Nurses coming from different hospitals or other care facilities are usually given an employee identification (ID) badge with the color codes on the back. Nurses may not have the time or inclination to study these, thinking that they are the same as other facilities where they have worked. From facility to facility, the color codes are different. Code Black may be a bomb threat at one hospital or a person with a weapon in another. Code Gray is a weather emergency in some hospitals, a power failure in others. Code Purple could be a hostage situation at one facility or an armed person at another. This suggests the need for a national standard for healthcare-related emergency color codes and standardized public address (PA) system announcements that correspond with those color codes.

Healthcare professionals are used to attending dozens of in-service training classes that cover subjects from patient care to knowing hospital policies and procedures.

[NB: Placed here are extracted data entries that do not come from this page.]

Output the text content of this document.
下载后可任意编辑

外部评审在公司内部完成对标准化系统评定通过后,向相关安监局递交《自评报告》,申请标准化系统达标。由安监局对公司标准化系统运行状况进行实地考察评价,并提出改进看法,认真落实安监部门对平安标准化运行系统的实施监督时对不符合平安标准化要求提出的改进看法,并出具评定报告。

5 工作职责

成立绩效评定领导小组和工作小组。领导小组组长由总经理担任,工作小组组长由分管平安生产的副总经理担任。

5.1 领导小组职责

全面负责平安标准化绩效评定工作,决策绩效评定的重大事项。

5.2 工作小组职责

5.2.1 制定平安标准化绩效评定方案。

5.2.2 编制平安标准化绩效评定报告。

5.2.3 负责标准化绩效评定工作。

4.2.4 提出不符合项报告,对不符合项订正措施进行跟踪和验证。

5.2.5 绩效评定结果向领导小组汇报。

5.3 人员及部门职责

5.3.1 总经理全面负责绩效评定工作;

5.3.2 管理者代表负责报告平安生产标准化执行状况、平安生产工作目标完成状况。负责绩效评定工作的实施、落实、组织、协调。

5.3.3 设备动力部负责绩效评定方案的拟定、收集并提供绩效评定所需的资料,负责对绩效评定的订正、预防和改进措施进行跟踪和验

Adding more security-related training classes becomes a challenge to fit them all in over a 1-year period, especially with staff turnover, hectic work schedules, and no time to stop for training in the most stressful critical care units, like the emergency department, the intensive units, and the pediatrics ICU floors.

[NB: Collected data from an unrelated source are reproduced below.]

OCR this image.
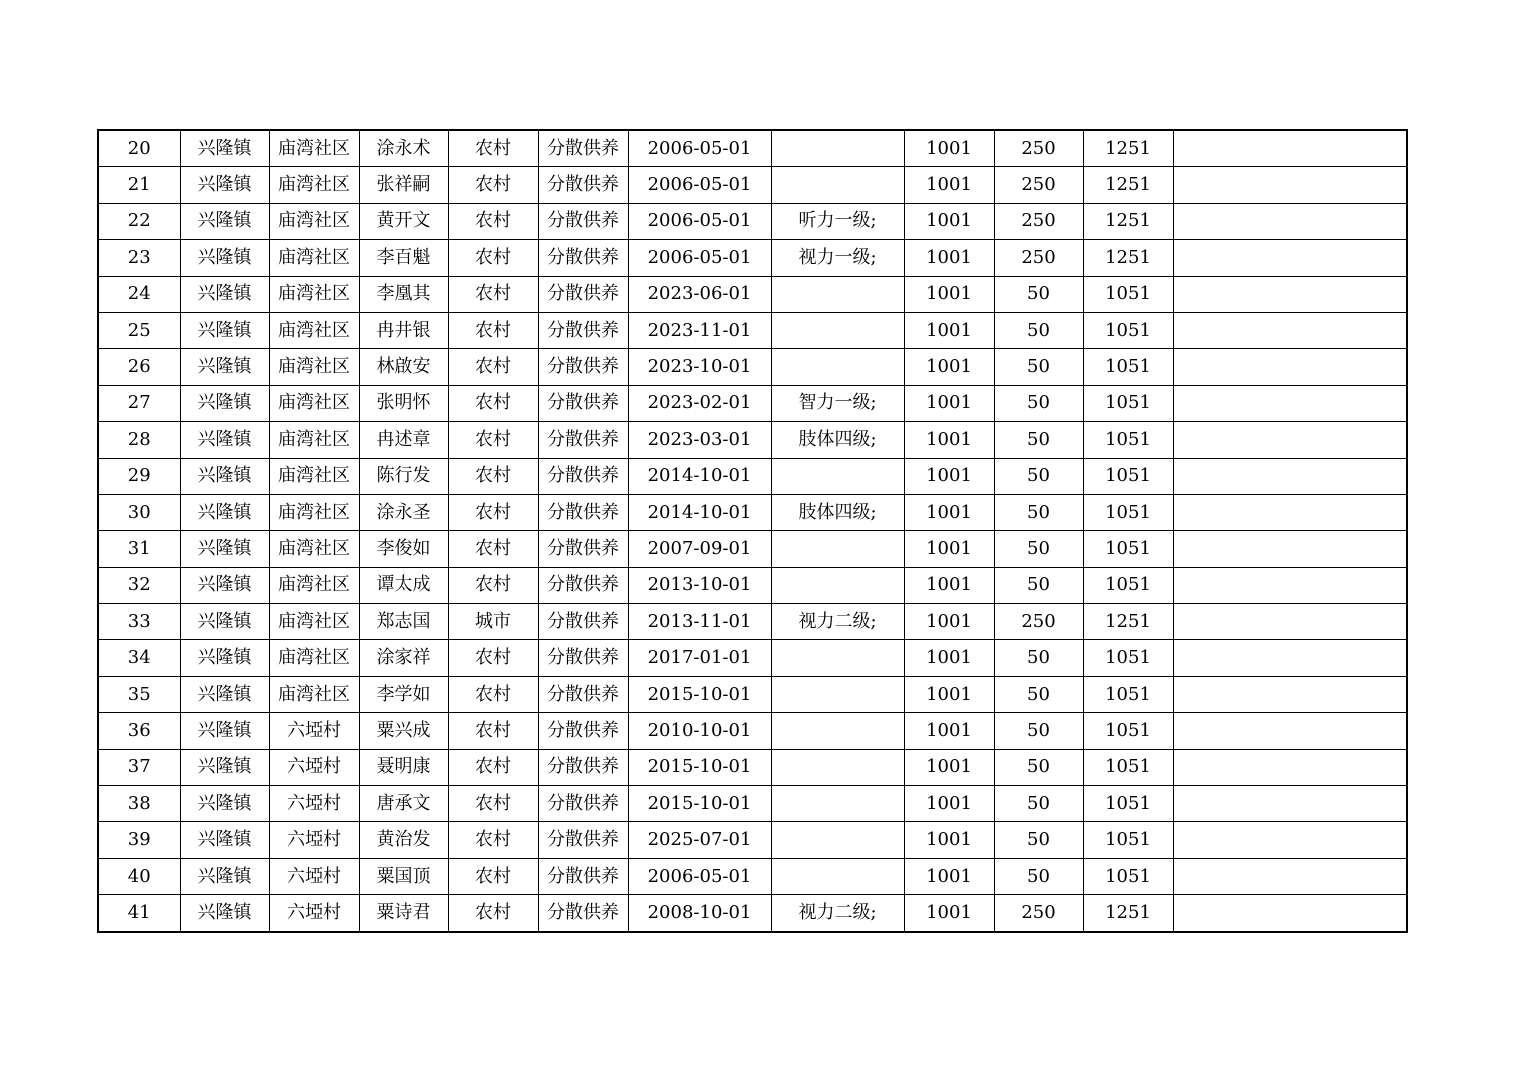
20	兴隆镇	庙湾社区	涂永术	农村	分散供养	2006-05-01		1001	250	1251	
21	兴隆镇	庙湾社区	张祥嗣	农村	分散供养	2006-05-01		1001	250	1251	
22	兴隆镇	庙湾社区	黄开文	农村	分散供养	2006-05-01	听力一级;	1001	250	1251	
23	兴隆镇	庙湾社区	李百魁	农村	分散供养	2006-05-01	视力一级;	1001	250	1251	
24	兴隆镇	庙湾社区	李凰其	农村	分散供养	2023-06-01		1001	50	1051	
25	兴隆镇	庙湾社区	冉井银	农村	分散供养	2023-11-01		1001	50	1051	
26	兴隆镇	庙湾社区	林啟安	农村	分散供养	2023-10-01		1001	50	1051	
27	兴隆镇	庙湾社区	张明怀	农村	分散供养	2023-02-01	智力一级;	1001	50	1051	
28	兴隆镇	庙湾社区	冉述章	农村	分散供养	2023-03-01	肢体四级;	1001	50	1051	
29	兴隆镇	庙湾社区	陈行发	农村	分散供养	2014-10-01		1001	50	1051	
30	兴隆镇	庙湾社区	涂永圣	农村	分散供养	2014-10-01	肢体四级;	1001	50	1051	
31	兴隆镇	庙湾社区	李俊如	农村	分散供养	2007-09-01		1001	50	1051	
32	兴隆镇	庙湾社区	谭太成	农村	分散供养	2013-10-01		1001	50	1051	
33	兴隆镇	庙湾社区	郑志国	城市	分散供养	2013-11-01	视力二级;	1001	250	1251	
34	兴隆镇	庙湾社区	涂家祥	农村	分散供养	2017-01-01		1001	50	1051	
35	兴隆镇	庙湾社区	李学如	农村	分散供养	2015-10-01		1001	50	1051	
36	兴隆镇	六埡村	粟兴成	农村	分散供养	2010-10-01		1001	50	1051	
37	兴隆镇	六埡村	聂明康	农村	分散供养	2015-10-01		1001	50	1051	
38	兴隆镇	六埡村	唐承文	农村	分散供养	2015-10-01		1001	50	1051	
39	兴隆镇	六埡村	黄治发	农村	分散供养	2025-07-01		1001	50	1051	
40	兴隆镇	六埡村	粟国顶	农村	分散供养	2006-05-01		1001	50	1051	
41	兴隆镇	六埡村	粟诗君	农村	分散供养	2008-10-01	视力二级;	1001	250	1251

And while training is a necessity and hard to schedule, the use of drills may become driven only by either a serious event or a series of small incidents rather than by creating a proactive staff security training culture. Healthcare facilities that wait to be driven by security incidents can raise their liability for protecting staff and patients. Security directors and mangers in healthcare environments face challenges to even get in front of the staff, which can number in the hundreds at some locations, to talk about security situations, effective responses, and the continuous need for vigilance and awareness. Creating a standardized color-code response, training on the security-related codes on a regular basis, and realizing that new employees and staff turnover will create a never-ending cycle to repeat the process will help bring more assured, stable, and predictable responses to rare or catastrophic events.